The summary of rice data in MBKbase
| Phenotype | |||||
|---|---|---|---|---|---|
| Total num | With pedigree | With source locations | Traits | Value Num | |
| Germplasm | 137 769 | 24 462 | 134 626 | 130 | 4 786 640 |
| WGS sample | 7010 | 1153 | 6351 | 122 | 207 158 |
| Named Gene num | Trait gene num | Verified alleles num | |||
| Known genes | 13 219 | 4821 | 91 | ||
| Run num | Tissue | Stage or tissue | |||
| RNA-seq | 175 | 20 | 45 | ||
| MBK Allele Num | SNP num (AF ≥ 0.01) | Indel num (AF > 0.005) | |||
| Reference | Nip | 51 722 | 14 850 931 | 2 250 804 | |
| R498 | 54 973 | 13 278 107 | 2 387 538 | ||
Figure 2.An example of a locus page showing multiple types of information associated with the locus. Rice gene GS5 controlling grain size is on locus OsG00067204. (A) Two reference genomes contain different alleles at the locus. (B) Genotype table showing all genotypes in the rice population, with reference genome positions in the first row of the table and reference bases in the second row. Genotype IDs are enumerated from T1 as the most frequent genotype (allele or haplotype for homozygous genome). ‘0’ indicates that the genotype at this position is the same as in the reference genome. Capitalized bases indicate homozygous variants, lowercase bases indicate heterozygous variants and ‘-’ indicates missing information. In the REF row, the letter ‘N’ represents a short insertion in the reference genome compared with some other samples. In the GT row, the ‘N’ represents insertion of bases in the samples compared with the reference genome. (C) Distribution of each genotype (allele) in a rice population. For example, the majority of genotype (allele) T1 is found in temperate japonica lines (1251 out of 1769). (D) Boxplot showing the relationship between genotypes and phenotypes. The phenotype can be selected by users from all collected traits in the database. In this case, the locus OsG0067204 is known to be associated with grain width (GW) traits. (E) Expression profile at the locus in different reference genomes in different tissues.
Figure 3.Advanced functions based on genotype. (A) Advanced germplasm query by genotype (GT), the options in the drop-down list of genotype source include position GT, Locus GT and Verified GT. Users can set up complex logical queries by selecting different combinations of variants. In this example, 177 samples passed the filter with the same genotype. (B) Advanced germplasm query by sequence. Users can submit a genome sequence and identify the germplasms containing the sequence. (C) Comparison of two germplasm samples (A and B) based on Locus GT. X-axis: window position along the chromosome; Y-axis: locus number in the window, positive for sample A, negative for sample B. A red line represents the number of identical genotypes between A and B. A green line represents the number of specific genotypes of sample A. A teal line represents the number of specific genotypes of sample B. A purple line represents the number of missing or low frequency genotypes (containing sample number <10). (D) Identification of the known alleles in a WGS sample.
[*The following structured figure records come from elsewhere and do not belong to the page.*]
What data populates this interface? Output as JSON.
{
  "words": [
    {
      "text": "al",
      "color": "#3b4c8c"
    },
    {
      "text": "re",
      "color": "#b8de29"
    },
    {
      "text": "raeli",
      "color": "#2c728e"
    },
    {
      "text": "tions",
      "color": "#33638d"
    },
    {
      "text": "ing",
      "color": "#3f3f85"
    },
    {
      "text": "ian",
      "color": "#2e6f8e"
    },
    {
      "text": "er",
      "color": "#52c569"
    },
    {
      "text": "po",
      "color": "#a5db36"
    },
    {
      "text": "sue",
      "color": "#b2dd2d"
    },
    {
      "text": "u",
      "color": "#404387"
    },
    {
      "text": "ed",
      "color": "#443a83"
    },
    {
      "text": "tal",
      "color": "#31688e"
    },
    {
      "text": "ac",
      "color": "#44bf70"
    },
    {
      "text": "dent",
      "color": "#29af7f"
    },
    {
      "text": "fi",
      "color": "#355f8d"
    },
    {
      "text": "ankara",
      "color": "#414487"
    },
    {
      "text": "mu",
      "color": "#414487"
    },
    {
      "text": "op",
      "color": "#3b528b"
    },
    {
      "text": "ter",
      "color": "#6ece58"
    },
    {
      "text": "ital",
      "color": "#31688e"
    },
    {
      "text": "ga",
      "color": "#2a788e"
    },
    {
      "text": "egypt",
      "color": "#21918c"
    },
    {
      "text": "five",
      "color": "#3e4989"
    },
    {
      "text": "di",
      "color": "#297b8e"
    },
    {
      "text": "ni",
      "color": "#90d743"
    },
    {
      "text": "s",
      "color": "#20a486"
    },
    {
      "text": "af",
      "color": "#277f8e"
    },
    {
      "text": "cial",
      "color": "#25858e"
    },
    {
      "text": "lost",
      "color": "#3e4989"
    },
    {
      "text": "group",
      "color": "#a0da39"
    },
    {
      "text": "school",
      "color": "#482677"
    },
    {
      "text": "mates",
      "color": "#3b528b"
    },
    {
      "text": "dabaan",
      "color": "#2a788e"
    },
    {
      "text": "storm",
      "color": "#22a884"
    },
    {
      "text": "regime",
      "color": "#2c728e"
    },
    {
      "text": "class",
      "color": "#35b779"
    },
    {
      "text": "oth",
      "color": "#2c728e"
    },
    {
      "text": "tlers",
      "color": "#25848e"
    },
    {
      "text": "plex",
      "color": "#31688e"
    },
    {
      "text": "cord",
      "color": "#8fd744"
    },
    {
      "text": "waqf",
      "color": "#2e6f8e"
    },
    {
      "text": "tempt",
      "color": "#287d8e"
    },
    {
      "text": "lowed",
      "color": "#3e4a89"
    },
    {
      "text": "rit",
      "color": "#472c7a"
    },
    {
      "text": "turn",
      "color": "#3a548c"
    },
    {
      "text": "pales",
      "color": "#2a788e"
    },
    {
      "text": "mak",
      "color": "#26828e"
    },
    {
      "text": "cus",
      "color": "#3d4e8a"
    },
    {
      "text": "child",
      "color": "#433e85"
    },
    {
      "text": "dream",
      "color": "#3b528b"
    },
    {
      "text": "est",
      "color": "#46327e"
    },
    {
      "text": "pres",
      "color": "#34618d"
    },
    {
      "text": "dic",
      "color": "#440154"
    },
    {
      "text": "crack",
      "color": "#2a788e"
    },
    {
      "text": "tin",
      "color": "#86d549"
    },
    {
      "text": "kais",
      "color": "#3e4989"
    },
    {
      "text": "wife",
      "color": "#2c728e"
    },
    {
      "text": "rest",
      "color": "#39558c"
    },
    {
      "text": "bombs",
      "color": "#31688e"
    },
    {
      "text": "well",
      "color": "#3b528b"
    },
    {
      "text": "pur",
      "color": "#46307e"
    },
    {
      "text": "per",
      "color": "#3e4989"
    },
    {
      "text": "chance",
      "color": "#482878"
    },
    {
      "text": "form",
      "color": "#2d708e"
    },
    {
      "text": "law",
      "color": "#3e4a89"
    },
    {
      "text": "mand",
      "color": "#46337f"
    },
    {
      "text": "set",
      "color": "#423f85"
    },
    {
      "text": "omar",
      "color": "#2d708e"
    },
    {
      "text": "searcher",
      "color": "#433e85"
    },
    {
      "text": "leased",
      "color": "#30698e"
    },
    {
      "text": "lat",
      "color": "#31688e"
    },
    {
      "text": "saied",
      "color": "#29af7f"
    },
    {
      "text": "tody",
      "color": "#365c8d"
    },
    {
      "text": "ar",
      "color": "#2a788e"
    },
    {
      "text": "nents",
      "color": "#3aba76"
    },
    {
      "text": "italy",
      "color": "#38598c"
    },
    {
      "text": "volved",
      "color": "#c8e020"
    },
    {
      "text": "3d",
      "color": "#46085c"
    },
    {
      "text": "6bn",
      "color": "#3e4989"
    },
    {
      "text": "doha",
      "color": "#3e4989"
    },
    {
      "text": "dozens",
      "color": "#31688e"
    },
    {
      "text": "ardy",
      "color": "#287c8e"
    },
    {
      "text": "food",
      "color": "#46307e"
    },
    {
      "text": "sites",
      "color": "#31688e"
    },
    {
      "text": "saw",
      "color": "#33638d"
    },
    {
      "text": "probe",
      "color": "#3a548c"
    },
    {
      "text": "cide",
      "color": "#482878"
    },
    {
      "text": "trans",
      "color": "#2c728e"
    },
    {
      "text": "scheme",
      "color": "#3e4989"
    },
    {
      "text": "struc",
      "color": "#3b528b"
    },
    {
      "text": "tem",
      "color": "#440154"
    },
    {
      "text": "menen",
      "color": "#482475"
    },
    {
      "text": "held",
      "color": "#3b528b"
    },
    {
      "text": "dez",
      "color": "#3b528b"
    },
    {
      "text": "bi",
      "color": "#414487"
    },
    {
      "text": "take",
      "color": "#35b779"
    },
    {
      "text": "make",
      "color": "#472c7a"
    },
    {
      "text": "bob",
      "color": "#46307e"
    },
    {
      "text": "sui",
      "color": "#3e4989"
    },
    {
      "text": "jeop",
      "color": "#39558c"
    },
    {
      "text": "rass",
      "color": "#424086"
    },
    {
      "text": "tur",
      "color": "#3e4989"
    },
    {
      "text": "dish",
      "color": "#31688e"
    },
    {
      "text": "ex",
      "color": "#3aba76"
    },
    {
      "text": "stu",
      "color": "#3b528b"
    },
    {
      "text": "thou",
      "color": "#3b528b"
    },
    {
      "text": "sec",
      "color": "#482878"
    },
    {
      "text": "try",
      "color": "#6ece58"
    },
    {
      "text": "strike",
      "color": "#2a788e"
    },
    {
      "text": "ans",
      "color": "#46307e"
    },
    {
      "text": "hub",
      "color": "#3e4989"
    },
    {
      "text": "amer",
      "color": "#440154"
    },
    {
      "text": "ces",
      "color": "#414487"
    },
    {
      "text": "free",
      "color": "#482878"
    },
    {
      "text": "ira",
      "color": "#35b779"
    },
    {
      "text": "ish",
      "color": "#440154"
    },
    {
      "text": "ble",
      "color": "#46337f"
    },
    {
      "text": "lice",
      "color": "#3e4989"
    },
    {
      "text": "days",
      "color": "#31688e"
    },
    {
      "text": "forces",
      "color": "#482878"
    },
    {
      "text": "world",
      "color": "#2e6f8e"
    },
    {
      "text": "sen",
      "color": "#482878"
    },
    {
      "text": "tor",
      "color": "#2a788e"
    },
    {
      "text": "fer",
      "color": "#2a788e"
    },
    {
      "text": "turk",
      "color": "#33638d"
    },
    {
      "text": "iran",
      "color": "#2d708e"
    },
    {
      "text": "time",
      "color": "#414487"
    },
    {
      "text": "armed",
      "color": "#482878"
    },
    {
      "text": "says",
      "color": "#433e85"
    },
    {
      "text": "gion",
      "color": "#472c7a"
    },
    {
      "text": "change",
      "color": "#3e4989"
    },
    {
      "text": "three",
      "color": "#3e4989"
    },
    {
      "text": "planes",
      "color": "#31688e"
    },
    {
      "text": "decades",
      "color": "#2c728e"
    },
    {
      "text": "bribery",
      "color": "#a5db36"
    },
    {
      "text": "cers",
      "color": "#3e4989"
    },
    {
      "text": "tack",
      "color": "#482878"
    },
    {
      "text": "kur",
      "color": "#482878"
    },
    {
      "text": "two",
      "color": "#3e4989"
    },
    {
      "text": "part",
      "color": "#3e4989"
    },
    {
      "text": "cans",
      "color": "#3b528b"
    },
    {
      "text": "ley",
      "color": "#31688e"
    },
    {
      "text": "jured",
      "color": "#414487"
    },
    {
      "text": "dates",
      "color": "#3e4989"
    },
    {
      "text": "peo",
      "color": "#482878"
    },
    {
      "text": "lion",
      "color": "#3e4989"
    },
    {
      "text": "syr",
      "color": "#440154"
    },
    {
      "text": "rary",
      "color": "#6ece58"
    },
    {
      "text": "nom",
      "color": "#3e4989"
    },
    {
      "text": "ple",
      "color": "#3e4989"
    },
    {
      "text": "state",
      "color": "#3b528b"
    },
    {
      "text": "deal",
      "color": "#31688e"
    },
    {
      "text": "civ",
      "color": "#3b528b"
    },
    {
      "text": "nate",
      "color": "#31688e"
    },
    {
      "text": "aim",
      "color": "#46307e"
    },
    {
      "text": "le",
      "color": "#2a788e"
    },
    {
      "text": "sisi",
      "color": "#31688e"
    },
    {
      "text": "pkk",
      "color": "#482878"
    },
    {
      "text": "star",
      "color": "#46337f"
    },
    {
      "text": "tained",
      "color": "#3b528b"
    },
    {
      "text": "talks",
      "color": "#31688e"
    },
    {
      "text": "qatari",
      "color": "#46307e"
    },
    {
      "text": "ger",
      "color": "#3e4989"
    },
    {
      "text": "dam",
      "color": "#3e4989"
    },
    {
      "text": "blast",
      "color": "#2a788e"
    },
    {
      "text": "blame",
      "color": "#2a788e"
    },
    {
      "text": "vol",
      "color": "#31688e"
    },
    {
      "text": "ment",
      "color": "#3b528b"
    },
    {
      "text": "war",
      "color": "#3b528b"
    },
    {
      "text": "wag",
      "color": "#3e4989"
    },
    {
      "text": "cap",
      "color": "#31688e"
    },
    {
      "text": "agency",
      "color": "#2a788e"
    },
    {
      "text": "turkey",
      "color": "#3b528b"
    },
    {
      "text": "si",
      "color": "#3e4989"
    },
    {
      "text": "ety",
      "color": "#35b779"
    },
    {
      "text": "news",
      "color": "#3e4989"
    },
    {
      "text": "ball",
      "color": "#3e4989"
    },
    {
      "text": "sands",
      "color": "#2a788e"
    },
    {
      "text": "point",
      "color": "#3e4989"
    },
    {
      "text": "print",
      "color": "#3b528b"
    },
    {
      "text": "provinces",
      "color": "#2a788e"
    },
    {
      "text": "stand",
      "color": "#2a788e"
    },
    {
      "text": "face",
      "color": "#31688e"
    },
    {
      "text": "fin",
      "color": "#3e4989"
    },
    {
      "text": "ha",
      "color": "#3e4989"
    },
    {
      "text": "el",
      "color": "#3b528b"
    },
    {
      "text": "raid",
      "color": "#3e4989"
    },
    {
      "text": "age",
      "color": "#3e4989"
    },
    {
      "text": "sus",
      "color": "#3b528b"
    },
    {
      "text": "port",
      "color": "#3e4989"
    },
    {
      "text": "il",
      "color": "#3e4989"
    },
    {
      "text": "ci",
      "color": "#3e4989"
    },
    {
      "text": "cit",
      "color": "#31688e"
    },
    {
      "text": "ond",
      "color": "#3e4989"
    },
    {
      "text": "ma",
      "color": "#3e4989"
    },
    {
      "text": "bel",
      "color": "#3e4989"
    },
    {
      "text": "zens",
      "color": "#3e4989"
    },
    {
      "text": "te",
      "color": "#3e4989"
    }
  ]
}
This can be used for WGS samples either stored in the database or submitted by users through the web interface. (E) Tools for viewing the effect of variation. Clicking on any variation in a reference row of genotype table, for example, clicking ‘T’ (at position 30,315,214 bp) in the example will result in the sequence view panel automatically jumping to the corresponding position. As shown, this mutation results in the substitution of amino acids (K→M).